Mehdi Karimi de la représentation de la Belgique auprès de l’UE et Florence Limet (SPF Affaires Etrangères, coopération au développement et commerce extérieur) évoquent les priorités multilatérales en 2024. Retenons le Sommet de l’avenir les 22-23 septembre à l’occasion de l’AG des Nations Unies à New-York. Objectifs : renforcer la coopération sur des questions essentielles, combler les lacunes de la gouvernance mondiale et la revitaliser, réaffirmer les engagements existants, notamment vis-à-vis des objectifs de développement durable (ODD) et de la Charte des Nations Unies. Bref, viser une coopération mondiale plus efficace, vu les défis et menaces du moment. La présidence belge aura un rôle à jouer dans la préparation de l’Europe pour ce sommet.

En matière environnementale, les priorités multilatérales sont : l’économie circulaire, la politique de l’eau et le renforcement de la gouvernance des océans et des mers. Cf. événements supra et site portail de l’UNEP, tout est en accès public.

La société civile participera à l’UNEA 6 (6ème session de l’assemblée des Nations Unies sur l’environnement) : assemblée des jeunes pour l’environnement les 17-18/02, Forum des parties prenantes les 24-25/02. Il y aura également un Science policy business forum le 27/02/24 et un multistakeholder dialogue le 29/02/24.

Parmi les nombreux sujets de l’agenda multilatéral, la pollution plastique : pour l’Europe et la Belgique, il s’agit de définir des objectifs clairs et contraignants, sur l’ensemble du cycle de vie des plastiques ; de viser leur circularité : prévention, réduction, réutilisation, recyclage, principe de responsabilité étendue des producteurs, implication des parties prenantes dont les scientifiques… Des compromis devront être trouvés avec les pays tiers, dont certains font de l’obstruction. But : aboutir à un texte ambitieux.

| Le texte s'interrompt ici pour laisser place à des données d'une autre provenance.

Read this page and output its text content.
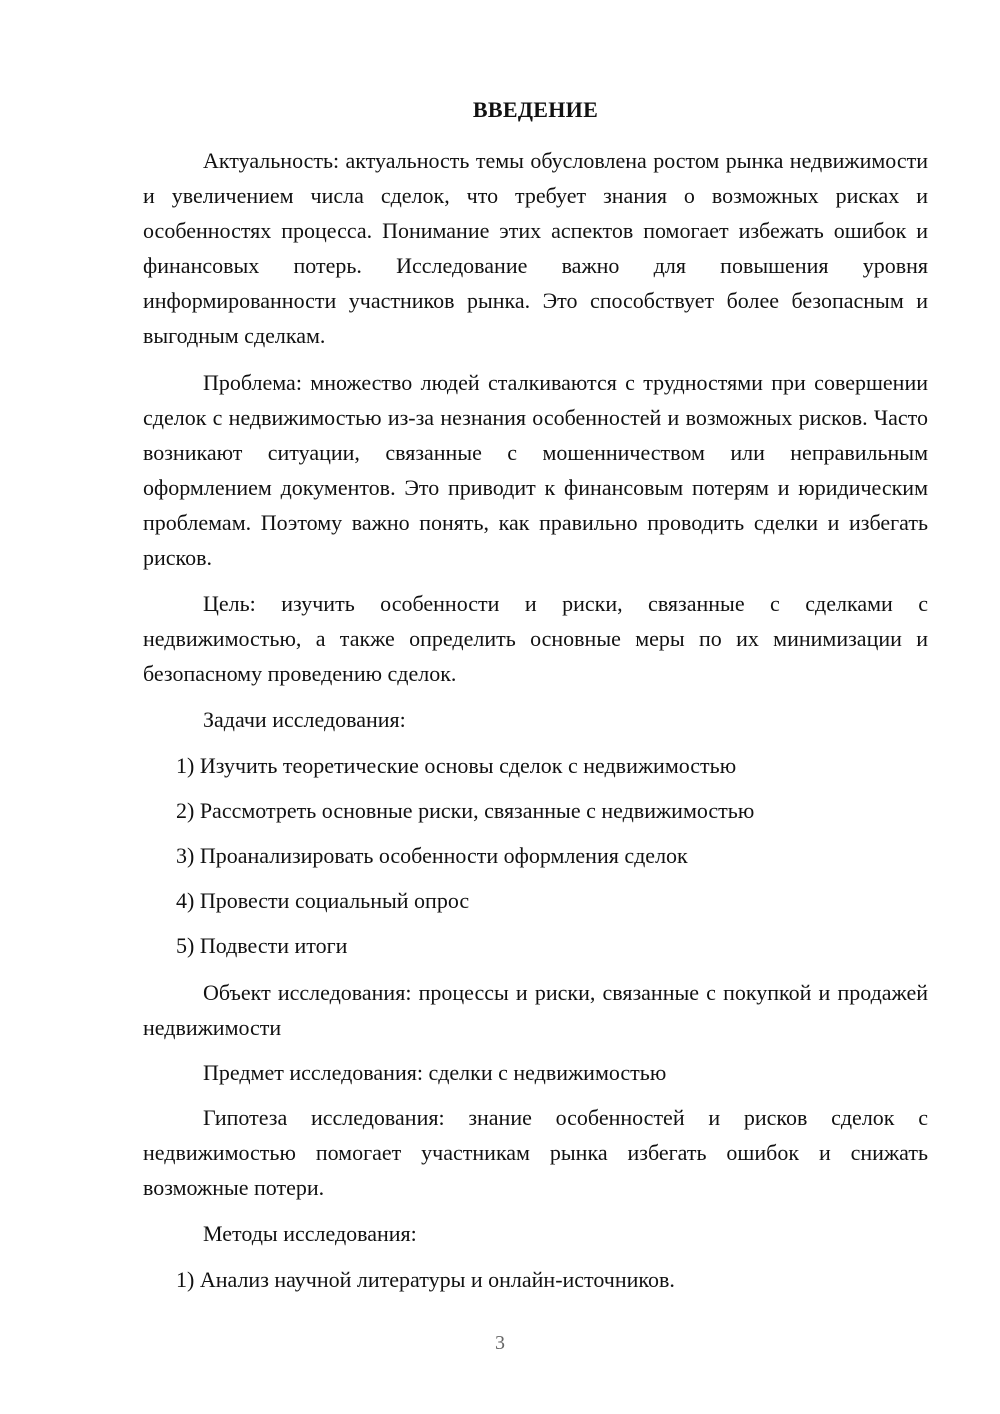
ВВЕДЕНИЕ

Актуальность: актуальность темы обусловлена ростом рынка недвижимости и увеличением числа сделок, что требует знания о возможных рисках и особенностях процесса. Понимание этих аспектов помогает избежать ошибок и финансовых потерь. Исследование важно для повышения уровня информированности участников рынка. Это способствует более безопасным и выгодным сделкам.

Проблема: множество людей сталкиваются с трудностями при совершении сделок с недвижимостью из-за незнания особенностей и возможных рисков. Часто возникают ситуации, связанные с мошенничеством или неправильным оформлением документов. Это приводит к финансовым потерям и юридическим проблемам. Поэтому важно понять, как правильно проводить сделки и избегать рисков.

Цель: изучить особенности и риски, связанные с сделками с недвижимостью, а также определить основные меры по их минимизации и безопасному проведению сделок.

Задачи исследования:

1) Изучить теоретические основы сделок с недвижимостью

2) Рассмотреть основные риски, связанные с недвижимостью

3) Проанализировать особенности оформления сделок

4) Провести социальный опрос

5) Подвести итоги

Объект исследования: процессы и риски, связанные с покупкой и продажей недвижимости

Предмет исследования: сделки с недвижимостью

Гипотеза исследования: знание особенностей и рисков сделок с недвижимостью помогает участникам рынка избегать ошибок и снижать возможные потери.

Методы исследования:

1) Анализ научной литературы и онлайн-источников.

3
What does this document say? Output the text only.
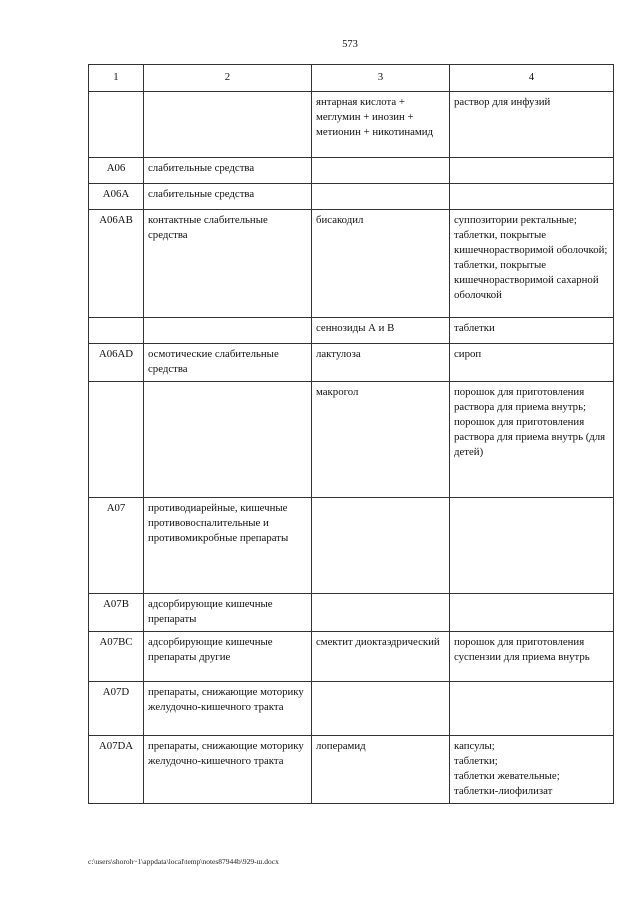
573
1	2	3	4
		янтарная кислота + меглумин + инозин + метионин + никотинамид	раствор для инфузий
A06	слабительные средства		
A06A	слабительные средства		
A06AB	контактные слабительные средства	бисакодил	суппозитории ректальные;
таблетки, покрытые кишечнорастворимой оболочкой;
таблетки, покрытые кишечнорастворимой сахарной оболочкой
		сеннозиды А и В	таблетки
A06AD	осмотические слабительные средства	лактулоза	сироп
		макрогол	порошок для приготовления раствора для приема внутрь;
порошок для приготовления раствора для приема внутрь (для детей)
A07	противодиарейные, кишечные противовоспалительные и противомикробные препараты		
A07B	адсорбирующие кишечные препараты		
A07BC	адсорбирующие кишечные препараты другие	смектит диоктаэдрический	порошок для приготовления суспензии для приема внутрь
A07D	препараты, снижающие моторику желудочно-кишечного тракта		
A07DA	препараты, снижающие моторику желудочно-кишечного тракта	лоперамид	капсулы;
таблетки;
таблетки жевательные;
таблетки-лиофилизат
c:\users\shoroh~1\appdata\local\temp\notes87944b\929-ш.docx
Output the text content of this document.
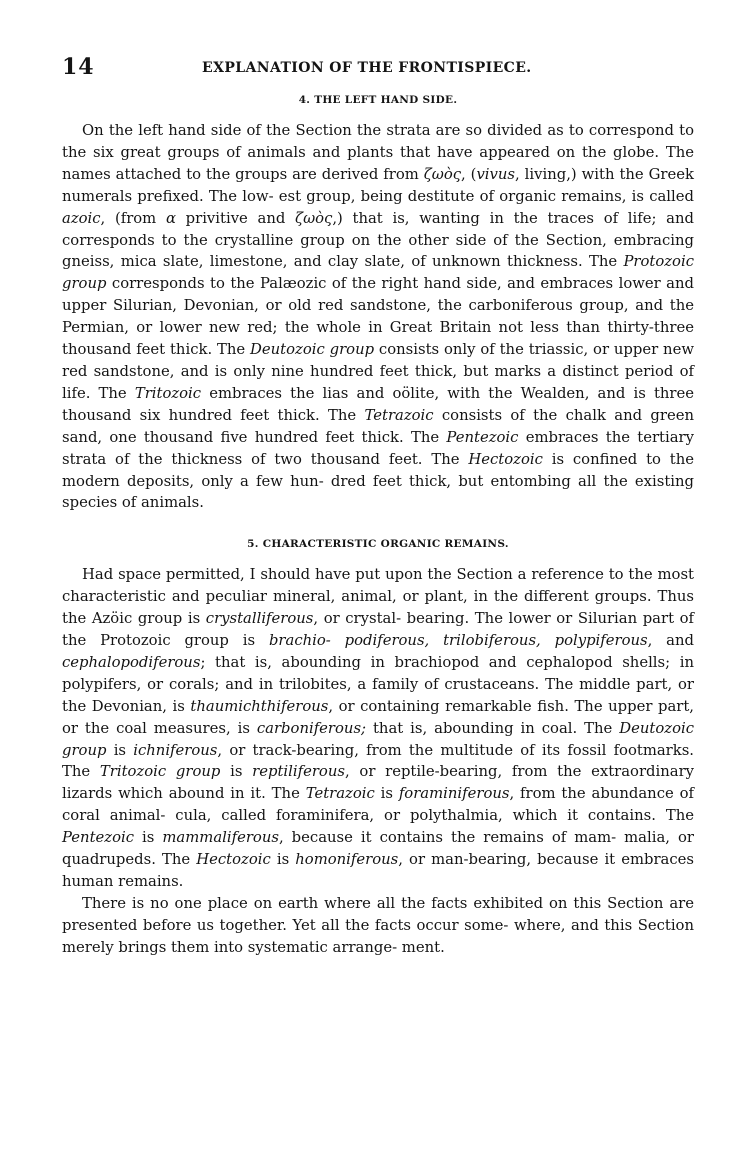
14	EXPLANATION OF THE FRONTISPIECE.
4. THE LEFT HAND SIDE.

On the left hand side of the Section the strata are so divided as to correspond to the six great groups of animals and plants that have appeared on the globe. The names attached to the groups are derived from ζωὸς, (vivus, living,) with the Greek numerals prefixed. The low- est group, being destitute of organic remains, is called azoic, (from α privitive and ζωὸς,) that is, wanting in the traces of life; and corresponds to the crystalline group on the other side of the Section, embracing gneiss, mica slate, limestone, and clay slate, of unknown thickness. The Protozoic group corresponds to the Palæozic of the right hand side, and embraces lower and upper Silurian, Devonian, or old red sandstone, the carboniferous group, and the Permian, or lower new red; the whole in Great Britain not less than thirty-three thousand feet thick. The Deutozoic group consists only of the triassic, or upper new red sandstone, and is only nine hundred feet thick, but marks a distinct period of life. The Tritozoic embraces the lias and oölite, with the Wealden, and is three thousand six hundred feet thick. The Tetrazoic consists of the chalk and green sand, one thousand five hundred feet thick. The Pentezoic embraces the tertiary strata of the thickness of two thousand feet. The Hectozoic is confined to the modern deposits, only a few hun- dred feet thick, but entombing all the existing species of animals.

5. CHARACTERISTIC ORGANIC REMAINS.

Had space permitted, I should have put upon the Section a reference to the most characteristic and peculiar mineral, animal, or plant, in the different groups. Thus the Azöic group is crystalliferous, or crystal- bearing. The lower or Silurian part of the Protozoic group is brachio- podiferous, trilobiferous, polypiferous, and cephalopodiferous; that is, abounding in brachiopod and cephalopod shells; in polypifers, or corals; and in trilobites, a family of crustaceans. The middle part, or the Devonian, is thaumichthiferous, or containing remarkable fish. The upper part, or the coal measures, is carboniferous; that is, abounding in coal. The Deutozoic group is ichniferous, or track-bearing, from the multitude of its fossil footmarks. The Tritozoic group is reptiliferous, or reptile-bearing, from the extraordinary lizards which abound in it. The Tetrazoic is foraminiferous, from the abundance of coral animal- cula, called foraminifera, or polythalmia, which it contains. The Pentezoic is mammaliferous, because it contains the remains of mam- malia, or quadrupeds. The Hectozoic is homoniferous, or man-bearing, because it embraces human remains.

There is no one place on earth where all the facts exhibited on this Section are presented before us together. Yet all the facts occur some- where, and this Section merely brings them into systematic arrange- ment.
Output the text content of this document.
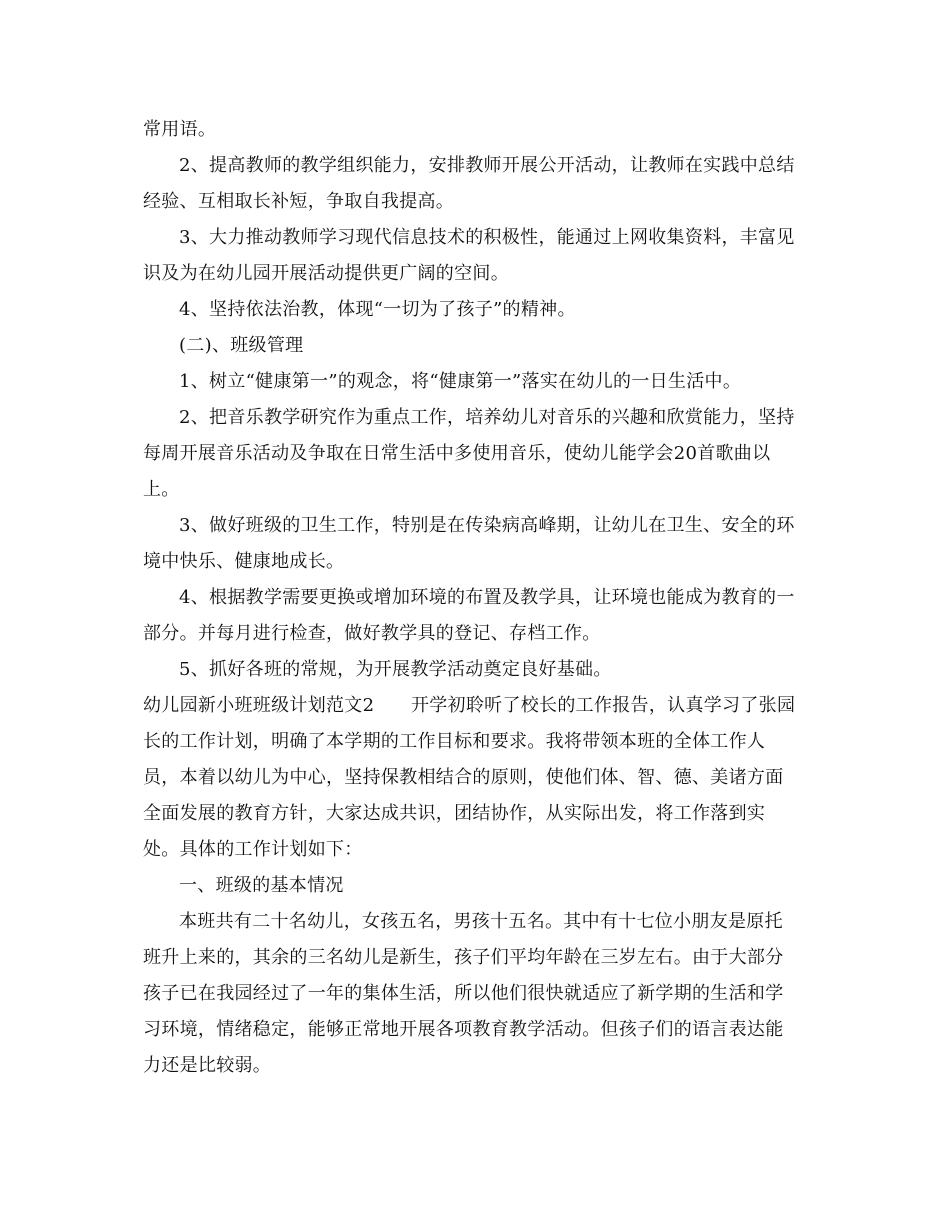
常用语。
2、提高教师的教学组织能力，安排教师开展公开活动，让教师在实践中总结
经验、互相取长补短，争取自我提高。
3、大力推动教师学习现代信息技术的积极性，能通过上网收集资料，丰富见
识及为在幼儿园开展活动提供更广阔的空间。
4、坚持依法治教，体现“一切为了孩子”的精神。
(二)、班级管理
1、树立“健康第一”的观念，将“健康第一”落实在幼儿的一日生活中。
2、把音乐教学研究作为重点工作，培养幼儿对音乐的兴趣和欣赏能力，坚持
每周开展音乐活动及争取在日常生活中多使用音乐，使幼儿能学会20首歌曲以
上。
3、做好班级的卫生工作，特别是在传染病高峰期，让幼儿在卫生、安全的环
境中快乐、健康地成长。
4、根据教学需要更换或增加环境的布置及教学具，让环境也能成为教育的一
部分。并每月进行检查，做好教学具的登记、存档工作。
5、抓好各班的常规，为开展教学活动奠定良好基础。
幼儿园新小班班级计划范文2　　开学初聆听了校长的工作报告，认真学习了张园
长的工作计划，明确了本学期的工作目标和要求。我将带领本班的全体工作人
员，本着以幼儿为中心，坚持保教相结合的原则，使他们体、智、德、美诸方面
全面发展的教育方针，大家达成共识，团结协作，从实际出发，将工作落到实
处。具体的工作计划如下：
一、班级的基本情况
本班共有二十名幼儿，女孩五名，男孩十五名。其中有十七位小朋友是原托
班升上来的，其余的三名幼儿是新生，孩子们平均年龄在三岁左右。由于大部分
孩子已在我园经过了一年的集体生活，所以他们很快就适应了新学期的生活和学
习环境，情绪稳定，能够正常地开展各项教育教学活动。但孩子们的语言表达能
力还是比较弱。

Les dossiers hérités de la présidence espagnole

La présidence espagnole a été fort active : gaz fluorés à réguler, substances qui attaquent la couche d’ozone, loi sur la restauration de la nature, déchets électriques et électroniques… Pour certains, on vise un accord politique d’ici les élections de juin, notamment via le trilogue (dossiers en négociation avec le Parlement Européen). Pour d’autres, on n’espère pas un accord politique. Il y aura en tout cas des communications non législatives, notamment sur les objectifs climat 2040 et sur les risques climatiques.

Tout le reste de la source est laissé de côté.